Doctrine of Indoor Management in Company Law

Doctrine of Indoor Management

What is it?

The Doctrine of Indoor Management protects outsiders dealing with a company by allowing them to assume that the company’s internal rules and procedures have been properly followed.

Purpose:

To protect third parties (e.g., investors, creditors, suppliers) who deal with the company in good faith.

To avoid the burden on outsiders to verify every internal compliance or procedure of the company.

Key Points:

Also Known As: Turquand’s Rule (named after the landmark case Royal British Bank v. Turquand (1856)).

Principle:

Outsiders are entitled to assume that internal management processes of the company are regular and properly followed.

They do not have to verify internal irregularities or non-compliance with the company’s Articles or internal rules.

Applies When:

A company’s internal procedure is not followed.

A third party contracts with the company without knowledge of such irregularity.

Limits:

Does not protect outsiders if they have actual knowledge of irregularity.

Does not protect acts outside the company’s powers (ultra vires acts).

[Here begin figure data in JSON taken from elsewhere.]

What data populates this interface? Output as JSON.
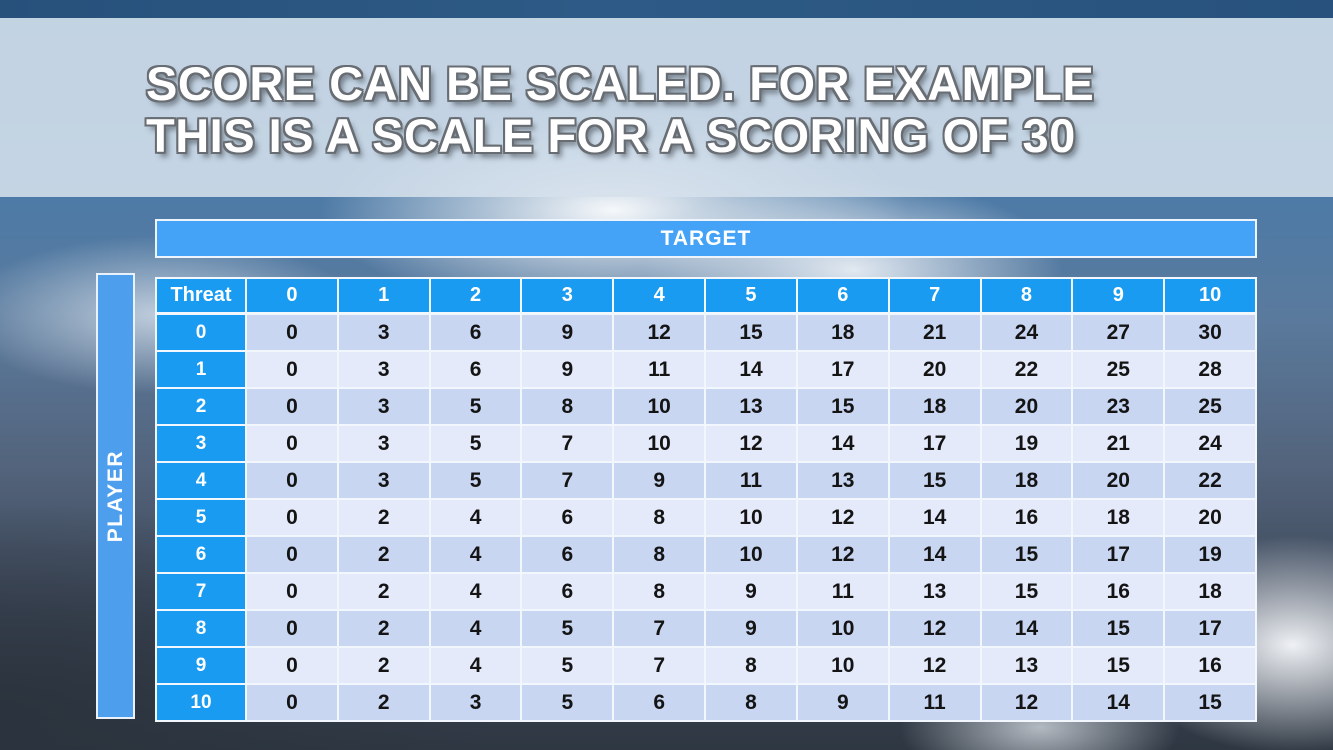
{
  "title": {
    "line1": "SCORE CAN BE SCALED. FOR EXAMPLE",
    "line2": "THIS IS A SCALE FOR A SCORING OF 30"
  },
  "table": {
    "target_label": "TARGET",
    "player_label": "PLAYER",
    "corner_label": "Threat",
    "column_headers": [
      "0",
      "1",
      "2",
      "3",
      "4",
      "5",
      "6",
      "7",
      "8",
      "9",
      "10"
    ],
    "row_headers": [
      "0",
      "1",
      "2",
      "3",
      "4",
      "5",
      "6",
      "7",
      "8",
      "9",
      "10"
    ],
    "rows": [
      [
        0,
        3,
        6,
        9,
        12,
        15,
        18,
        21,
        24,
        27,
        30
      ],
      [
        0,
        3,
        6,
        9,
        11,
        14,
        17,
        20,
        22,
        25,
        28
      ],
      [
        0,
        3,
        5,
        8,
        10,
        13,
        15,
        18,
        20,
        23,
        25
      ],
      [
        0,
        3,
        5,
        7,
        10,
        12,
        14,
        17,
        19,
        21,
        24
      ],
      [
        0,
        3,
        5,
        7,
        9,
        11,
        13,
        15,
        18,
        20,
        22
      ],
      [
        0,
        2,
        4,
        6,
        8,
        10,
        12,
        14,
        16,
        18,
        20
      ],
      [
        0,
        2,
        4,
        6,
        8,
        10,
        12,
        14,
        15,
        17,
        19
      ],
      [
        0,
        2,
        4,
        6,
        8,
        9,
        11,
        13,
        15,
        16,
        18
      ],
      [
        0,
        2,
        4,
        5,
        7,
        9,
        10,
        12,
        14,
        15,
        17
      ],
      [
        0,
        2,
        4,
        5,
        7,
        8,
        10,
        12,
        13,
        15,
        16
      ],
      [
        0,
        2,
        3,
        5,
        6,
        8,
        9,
        11,
        12,
        14,
        15
      ]
    ]
  },
  "colors": {
    "header_blue": "#1a9bf2",
    "target_blue": "#45a3f7",
    "player_blue": "#4d9fee",
    "row_band_dark": "#c8d6f2",
    "row_band_light": "#e4eafa",
    "grid_line": "#f2f7fd",
    "top_strip": "#2d5a86"
  }
}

Does not apply if the third party is negligent or acting in bad faith.

Example:

If a company’s Articles require board approval before a director can bind the company to a contract, an outsider dealing with the director can assume that board approval has been obtained—even if internally it wasn’t—provided the outsider had no reason to suspect otherwise.

Why is it important?

Encourages business confidence and smooth commercial transactions.

Balances protection between company’s internal governance and outsiders’ rights.